Most are in between. Potential for positive and negative, suffering or life-enhancement. You can drive a nail with a hammer, or diabolically swing it to slaughter an ant. Like humans, our tools can be harmful or helpful.

Do you know who, or better: what, is pushing the post-human agenda via computers, internets, machine evolutions, controlled sciences, and consumer electronics?

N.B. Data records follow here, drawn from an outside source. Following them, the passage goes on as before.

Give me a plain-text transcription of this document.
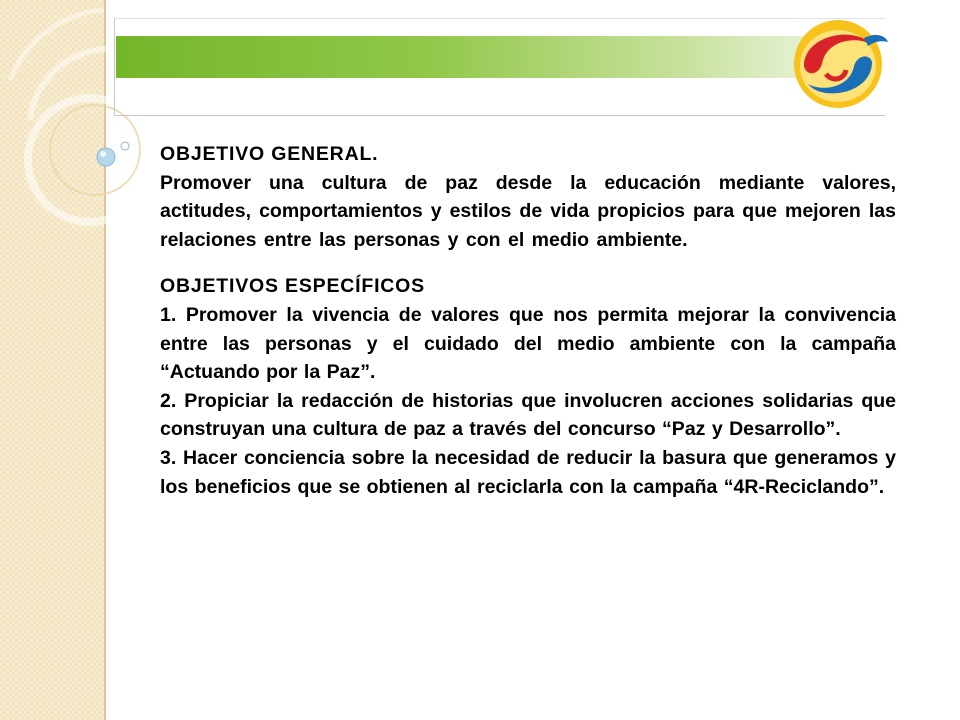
OBJETIVO GENERAL.

Promover una cultura de paz desde la educación mediante valores, actitudes, comportamientos y estilos de vida propicios para que mejoren las relaciones entre las personas y con el medio ambiente.

OBJETIVOS ESPECÍFICOS

1. Promover la vivencia de valores que nos permita mejorar la convivencia entre las personas y el cuidado del medio ambiente con la campaña “Actuando por la Paz”.

2. Propiciar la redacción de historias que involucren acciones solidarias que construyan una cultura de paz a través del concurso “Paz y Desarrollo”.

3. Hacer conciencia sobre la necesidad de reducir la basura que generamos y los beneficios que se obtienen al reciclarla con la campaña “4R-Reciclando”.
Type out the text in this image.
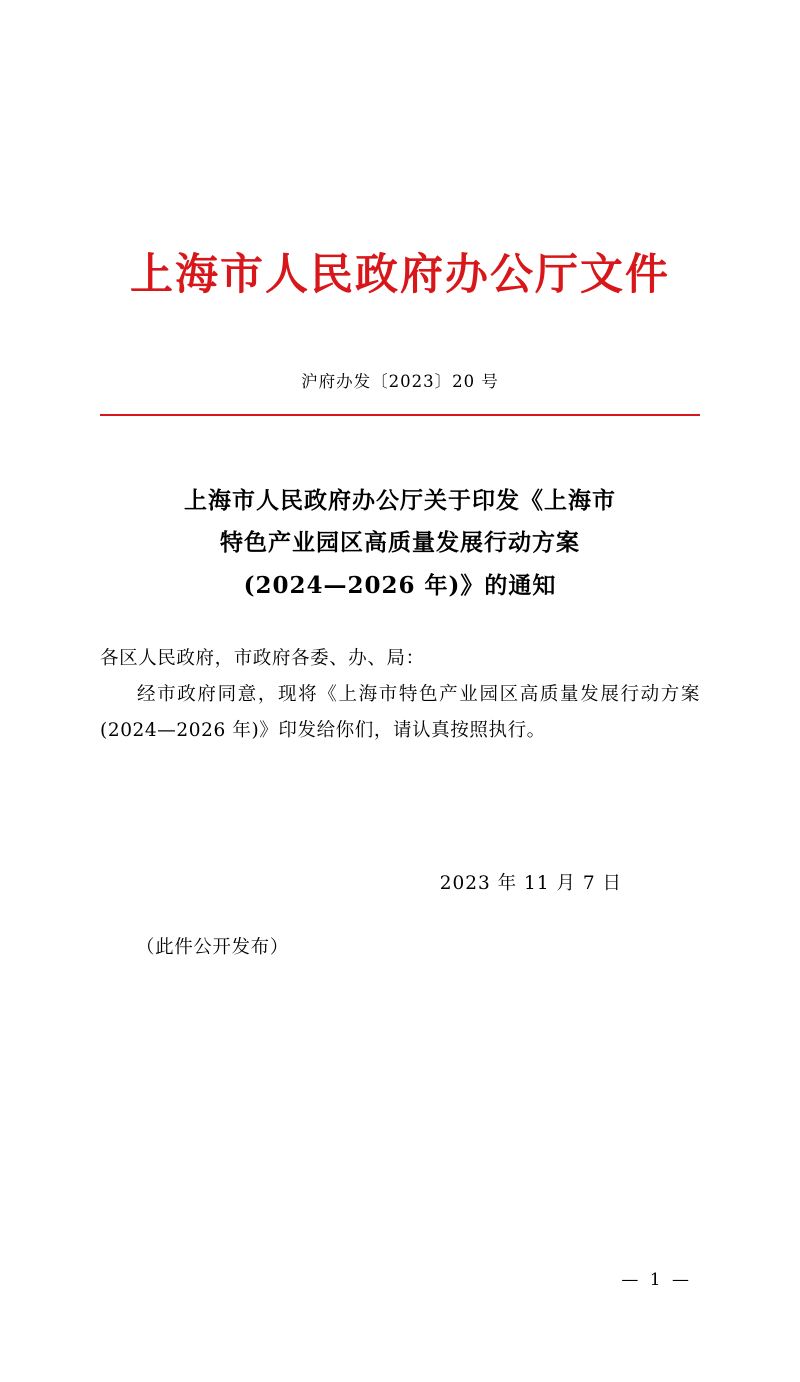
上海市人民政府办公厅文件
沪府办发〔2023〕20 号
上海市人民政府办公厅关于印发《上海市
特色产业园区高质量发展行动方案
(2024—2026 年)》的通知

各区人民政府，市政府各委、办、局：

经市政府同意，现将《上海市特色产业园区高质量发展行动方案(2024—2026 年)》印发给你们，请认真按照执行。

2023 年 11 月 7 日
（此件公开发布）
— 1 —
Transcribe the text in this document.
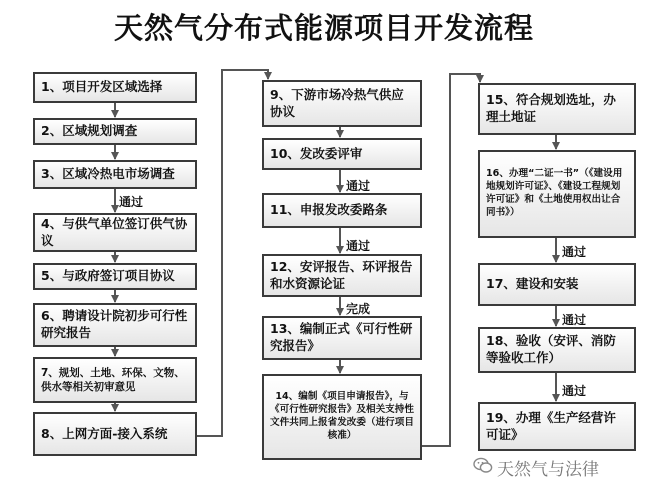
天然气分布式能源项目开发流程
1、项目开发区域选择
2、区域规划调查
3、区域冷热电市场调查
4、与供气单位签订供气协议
5、与政府签订项目协议
6、聘请设计院初步可行性研究报告
7、规划、土地、环保、文物、供水等相关初审意见
8、上网方面-接入系统
通过
9、下游市场冷热气供应协议
10、发改委评审
11、申报发改委路条
12、安评报告、环评报告和水资源论证
13、编制正式《可行性研究报告》
14、编制《项目申请报告》，与《可行性研究报告》及相关支持性文件共同上报省发改委（进行项目核准）
通过
通过
完成
15、符合规划选址，办理土地证
16、办理“二证一书”（《建设用地规划许可证》、《建设工程规划许可证》和《土地使用权出让合同书》）
17、建设和安装
18、验收（安评、消防等验收工作）
19、办理《生产经营许可证》
通过
通过
通过
天然气与法律
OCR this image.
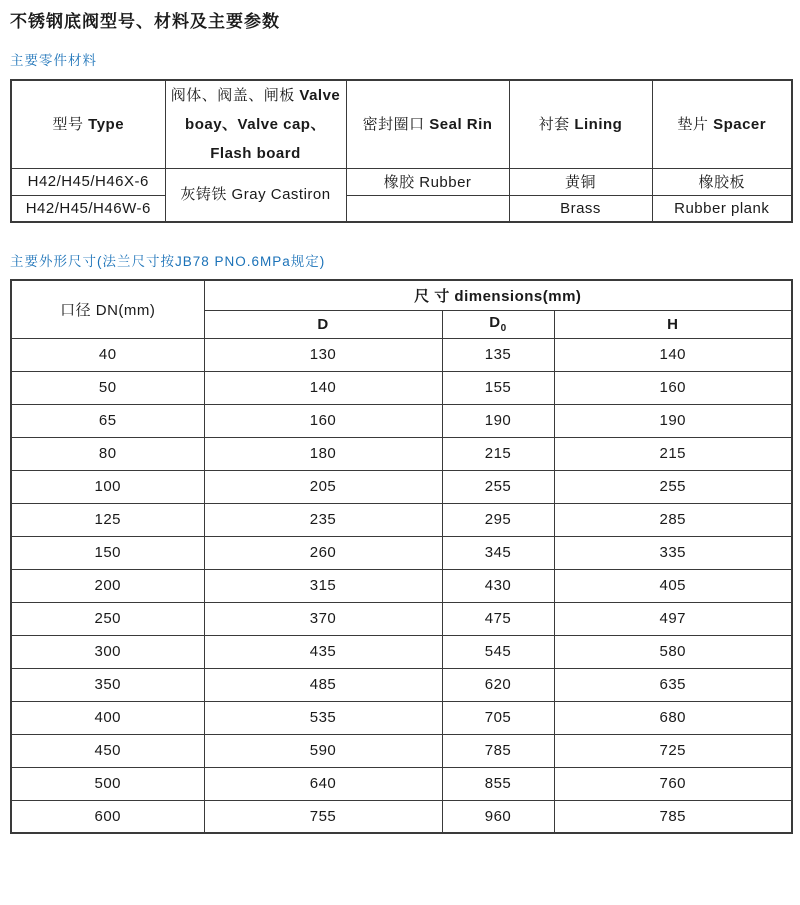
不锈钢底阀型号、材料及主要参数
主要零件材料
型号 Type	阀体、阀盖、闸板 Valve boay、Valve cap、Flash board	密封圈口 Seal Rin	衬套 Lining	垫片 Spacer
H42/H45/H46X-6	灰铸铁 Gray Castiron	橡胶 Rubber	黄铜	橡胶板
H42/H45/H46W-6			Brass	Rubber plank
主要外形尺寸(法兰尺寸按JB78 PNO.6MPa规定)
口径 DN(mm)	尺 寸 dimensions(mm)		
	D	$D_0$	H
40	130	135	140
50	140	155	160
65	160	190	190
80	180	215	215
100	205	255	255
125	235	295	285
150	260	345	335
200	315	430	405
250	370	475	497
300	435	545	580
350	485	620	635
400	535	705	680
450	590	785	725
500	640	855	760
600	755	960	785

If bad people take risks and experiment with emerging technology, they will tend to use it against humanity for selfish and destructive purposes. Malevolent priests of the Machine of Unbridled Science as it reveals itself in disguises of Fantastical Forward Thinking and March Into La La Land.

Transforming everything into technique: what Jacques Derrida calls "tele-technoscience" as ideology, a comparative religions classification clustered around the object of what it is that we swarm toward when a new toy, tool, or totalitarianism is aroused by the internet and other scientific advancements.

The Technological Imperative = "whatever can be made, MUST be made and humans must praise and adjust to it". You are food for The Technological Imperative. Computer-generated user afflictions betray the carnivoric intentions of Our New Masterbots.

Compupathogenesis is The Technological Imperative (Langdon Winner "Autonomous Technology", MIT, 1977) via Machine Realm eating into you. You have all ever let a computer wound you (sore wrist, stiff neck, aching back, dried out eyes, internet hallucinations, Twitter addiction.

Humans, whose memory powers, since the advent of books and psychoanalysis, had declined massively, made computers to remember our stuff. As human memory powers vanish to nothing, our surrogate memory banks, computers, will wait for us to forget...who made who!

By asserting our human absurdity, genius, and imagination, our gift of envisioning, in words, images, and numbers, what lies beyond our powers or input, we may be able to postpone our eventual total demise at the hands (figuratively or haptic-immersively via digital surrogate tele-presencing) of our over-valued overlords.

Absurdity. Genius. Imagination. Plus a strong dollop of altruism, compassion, and problem-solving whimsy, as expressed and adhered to in user-centric policies, interfaces, and mission statements.

How to resist and re-direct The Technological Imperative and its rush to human doom?

Just be you, in separation from total dependence on the manufactured realm. Be more human, kind, and caring. In your blog, your home, your business, your social mileau.

And don't think you have to rush off and buy every new gadget or technological toy. Don't think that you have to join and participate in every new trending social media site. Don't think you must succumb to every vaccine, mercury bomb twisty light bulb, and mutated vegetable they try to force upon you.

Be human to the point of being difficult for automation to control, predict, or thwart you.